WhatsApp CEO, Co-Founder Jan Koum Is Leaving Facebook

WhatsApp CEO, Co-Founder Jan Koum Is Leaving Facebook

WhatsApp CEO, Co-Founder Jan Koum Is Leaving Facebook

Koum announced his departure on Monday; he said it was time for him to move on, and made no mention of any tension with Facebook. And I'll still be cheering WhatsApp on - just from the outside. Facebook bought WhatsApp back in February 2014 for $19.3 billion. In September 2007 Koum and his friend, Acton, left Yahoo and took a year off, traveling around South America and playing ultimate frisbee.

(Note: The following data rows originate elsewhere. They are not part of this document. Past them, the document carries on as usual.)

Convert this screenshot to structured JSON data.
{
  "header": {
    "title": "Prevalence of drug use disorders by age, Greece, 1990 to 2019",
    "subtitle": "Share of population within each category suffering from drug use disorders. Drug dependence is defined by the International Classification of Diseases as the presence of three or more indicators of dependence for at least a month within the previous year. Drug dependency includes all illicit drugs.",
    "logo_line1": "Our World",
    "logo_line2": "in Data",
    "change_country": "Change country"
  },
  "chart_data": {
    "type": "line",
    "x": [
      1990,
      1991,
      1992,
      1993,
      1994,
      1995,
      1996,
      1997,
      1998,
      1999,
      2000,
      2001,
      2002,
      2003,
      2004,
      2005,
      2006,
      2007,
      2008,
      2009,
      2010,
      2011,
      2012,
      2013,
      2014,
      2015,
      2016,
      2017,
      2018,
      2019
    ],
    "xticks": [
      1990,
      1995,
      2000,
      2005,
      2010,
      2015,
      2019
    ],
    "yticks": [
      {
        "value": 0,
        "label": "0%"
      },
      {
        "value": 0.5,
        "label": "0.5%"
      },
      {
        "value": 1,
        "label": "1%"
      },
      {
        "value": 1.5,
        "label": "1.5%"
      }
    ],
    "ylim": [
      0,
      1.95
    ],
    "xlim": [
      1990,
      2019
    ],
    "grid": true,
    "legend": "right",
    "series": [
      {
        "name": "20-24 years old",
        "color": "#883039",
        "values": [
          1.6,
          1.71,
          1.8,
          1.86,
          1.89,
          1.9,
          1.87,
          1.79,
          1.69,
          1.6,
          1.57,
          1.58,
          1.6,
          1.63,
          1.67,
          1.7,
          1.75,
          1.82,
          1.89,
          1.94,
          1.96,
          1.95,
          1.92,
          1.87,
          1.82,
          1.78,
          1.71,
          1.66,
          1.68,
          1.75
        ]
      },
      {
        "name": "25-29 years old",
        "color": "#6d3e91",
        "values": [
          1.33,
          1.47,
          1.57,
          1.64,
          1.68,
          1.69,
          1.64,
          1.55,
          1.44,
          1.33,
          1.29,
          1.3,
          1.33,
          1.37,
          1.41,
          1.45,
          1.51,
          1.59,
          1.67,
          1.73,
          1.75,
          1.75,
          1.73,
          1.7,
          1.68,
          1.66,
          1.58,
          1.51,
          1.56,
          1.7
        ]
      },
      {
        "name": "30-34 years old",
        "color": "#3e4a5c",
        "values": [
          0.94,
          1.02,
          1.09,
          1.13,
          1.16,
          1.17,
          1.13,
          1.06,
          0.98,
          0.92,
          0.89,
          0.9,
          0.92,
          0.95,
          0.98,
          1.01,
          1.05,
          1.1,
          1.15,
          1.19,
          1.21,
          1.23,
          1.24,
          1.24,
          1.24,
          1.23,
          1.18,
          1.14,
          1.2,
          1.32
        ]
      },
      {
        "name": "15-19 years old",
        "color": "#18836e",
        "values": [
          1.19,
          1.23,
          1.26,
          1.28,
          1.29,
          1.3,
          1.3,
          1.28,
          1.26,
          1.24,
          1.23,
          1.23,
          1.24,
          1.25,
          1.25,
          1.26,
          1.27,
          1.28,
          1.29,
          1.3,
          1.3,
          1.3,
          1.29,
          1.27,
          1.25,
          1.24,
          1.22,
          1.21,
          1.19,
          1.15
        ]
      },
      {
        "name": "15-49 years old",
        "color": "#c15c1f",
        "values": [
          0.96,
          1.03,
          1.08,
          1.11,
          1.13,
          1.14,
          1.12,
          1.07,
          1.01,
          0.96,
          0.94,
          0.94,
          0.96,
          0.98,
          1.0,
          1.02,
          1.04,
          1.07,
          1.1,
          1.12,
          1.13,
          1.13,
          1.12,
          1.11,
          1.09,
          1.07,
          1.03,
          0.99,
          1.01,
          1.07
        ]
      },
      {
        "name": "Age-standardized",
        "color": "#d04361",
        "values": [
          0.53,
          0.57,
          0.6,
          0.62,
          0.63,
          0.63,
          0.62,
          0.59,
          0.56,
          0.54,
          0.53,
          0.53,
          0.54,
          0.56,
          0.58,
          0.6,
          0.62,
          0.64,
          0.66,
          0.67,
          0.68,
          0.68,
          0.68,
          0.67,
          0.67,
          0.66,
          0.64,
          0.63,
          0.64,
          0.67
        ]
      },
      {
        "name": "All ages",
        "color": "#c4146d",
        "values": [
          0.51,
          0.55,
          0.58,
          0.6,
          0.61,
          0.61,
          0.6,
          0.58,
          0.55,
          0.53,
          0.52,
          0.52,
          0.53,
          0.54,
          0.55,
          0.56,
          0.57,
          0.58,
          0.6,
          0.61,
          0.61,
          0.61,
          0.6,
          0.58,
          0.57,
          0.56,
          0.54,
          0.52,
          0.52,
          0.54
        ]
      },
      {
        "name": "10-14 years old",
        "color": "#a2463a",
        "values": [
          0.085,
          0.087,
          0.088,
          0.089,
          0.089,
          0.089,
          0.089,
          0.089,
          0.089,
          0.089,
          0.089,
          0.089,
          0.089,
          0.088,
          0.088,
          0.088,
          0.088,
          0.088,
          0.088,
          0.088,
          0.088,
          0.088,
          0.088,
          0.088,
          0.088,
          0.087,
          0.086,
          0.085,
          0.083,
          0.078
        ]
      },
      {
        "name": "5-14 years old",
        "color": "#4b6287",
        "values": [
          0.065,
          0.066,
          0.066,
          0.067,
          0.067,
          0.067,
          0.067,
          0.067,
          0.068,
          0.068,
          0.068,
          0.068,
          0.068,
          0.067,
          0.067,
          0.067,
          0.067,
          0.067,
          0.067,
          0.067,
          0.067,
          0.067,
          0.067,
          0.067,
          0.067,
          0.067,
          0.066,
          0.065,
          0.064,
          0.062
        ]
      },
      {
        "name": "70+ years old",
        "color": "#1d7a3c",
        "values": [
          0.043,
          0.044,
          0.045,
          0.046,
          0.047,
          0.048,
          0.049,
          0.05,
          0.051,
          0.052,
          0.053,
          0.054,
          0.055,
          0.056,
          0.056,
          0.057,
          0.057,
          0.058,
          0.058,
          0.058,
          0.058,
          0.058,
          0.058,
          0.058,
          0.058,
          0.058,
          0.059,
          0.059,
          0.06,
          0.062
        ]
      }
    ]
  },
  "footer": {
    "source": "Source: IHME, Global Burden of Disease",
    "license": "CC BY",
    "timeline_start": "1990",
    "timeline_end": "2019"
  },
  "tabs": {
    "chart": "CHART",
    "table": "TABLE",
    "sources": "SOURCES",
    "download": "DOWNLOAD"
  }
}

WhatsApp is free to users and has long eschewed advertising-the main source of Facebook's business-leaving it with little or no revenue.

"It's been nearly a decade since Brian and I started WhatsApp, and it's been an awesome journey with some of the best people", Koum posted on his personal Facebook page on Monday.

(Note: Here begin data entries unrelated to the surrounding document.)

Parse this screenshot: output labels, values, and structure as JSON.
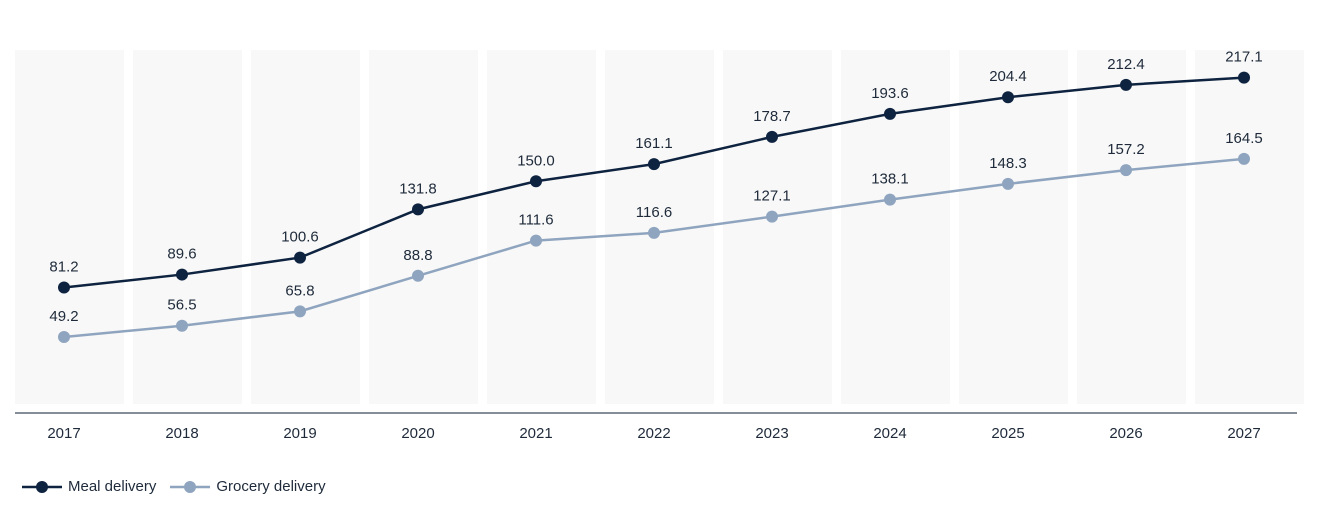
{
  "chart_data": {
    "type": "line",
    "title": "",
    "xlabel": "",
    "ylabel": "",
    "x": [
      "2017",
      "2018",
      "2019",
      "2020",
      "2021",
      "2022",
      "2023",
      "2024",
      "2025",
      "2026",
      "2027"
    ],
    "ylim": [
      0,
      230
    ],
    "grid": false,
    "legend_position": "bottom-left",
    "series": [
      {
        "name": "Meal delivery",
        "color": "#0e2340",
        "values": [
          81.2,
          89.6,
          100.6,
          131.8,
          150.0,
          161.1,
          178.7,
          193.6,
          204.4,
          212.4,
          217.1
        ],
        "labels": [
          "81.2",
          "89.6",
          "100.6",
          "131.8",
          "150.0",
          "161.1",
          "178.7",
          "193.6",
          "204.4",
          "212.4",
          "217.1"
        ]
      },
      {
        "name": "Grocery delivery",
        "color": "#8fa5bf",
        "values": [
          49.2,
          56.5,
          65.8,
          88.8,
          111.6,
          116.6,
          127.1,
          138.1,
          148.3,
          157.2,
          164.5
        ],
        "labels": [
          "49.2",
          "56.5",
          "65.8",
          "88.8",
          "111.6",
          "116.6",
          "127.1",
          "138.1",
          "148.3",
          "157.2",
          "164.5"
        ]
      }
    ]
  }
}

Another person familiar with the matter said Mr. Koum won't leave immediately and is expected to walk away with his Facebook stock nearly fully vested. A Facebook spokeswoman declined to answer questions, including whether Mr. Koum would remain on Facebook's board of directors.

Facebook scrapped WhatsApp's annual fee but Mr Koum and Mr Zuckerberg ruled out advertising on WhatsApp.

Commercialising WhatsApp has always been a hot topic, with the messaging service dropping its annual $1 subscription fee in 2016.

Neither Koum nor Facebook were immediately available for comment. But Zuckerberg has reportedly pushed WhatsApp to "move faster" to grow its business base, despite scrutiny from the United Kingdom government about its privacy policy as well European Commission surrounding the company.

Reporter Elizabeth Dwoskin claims that the move came as a result of Koum's disagreements with "Facebook's attempts to use [WhatsApp]'s personal data and weaken its encryption".

The clash becomes more apparent considering WhatsApp's pledge to users that in selling to Facebook, the company would preserve the independence and protection of user data - a promise it backed further by adding encryption in 2016, the Post notes.

Despite the Post's reporting, Koum portrayed his departure in positive terms.

Today, WhatsApp is the world's most-used messaging app today with over one billion monthly users, that's more than double the 450 million it had at the date of the acquisition.

In March, Mr. Acton appeared to join critics of Facebook's handling of user data, with a message on his Twitter account saying "It is time". And Acton and Koum may be followed by an even larger falloff, as the WaPo report suggests November as a mass-exodus point, when original WhatsApp staffers will be allowed to exercise stock options.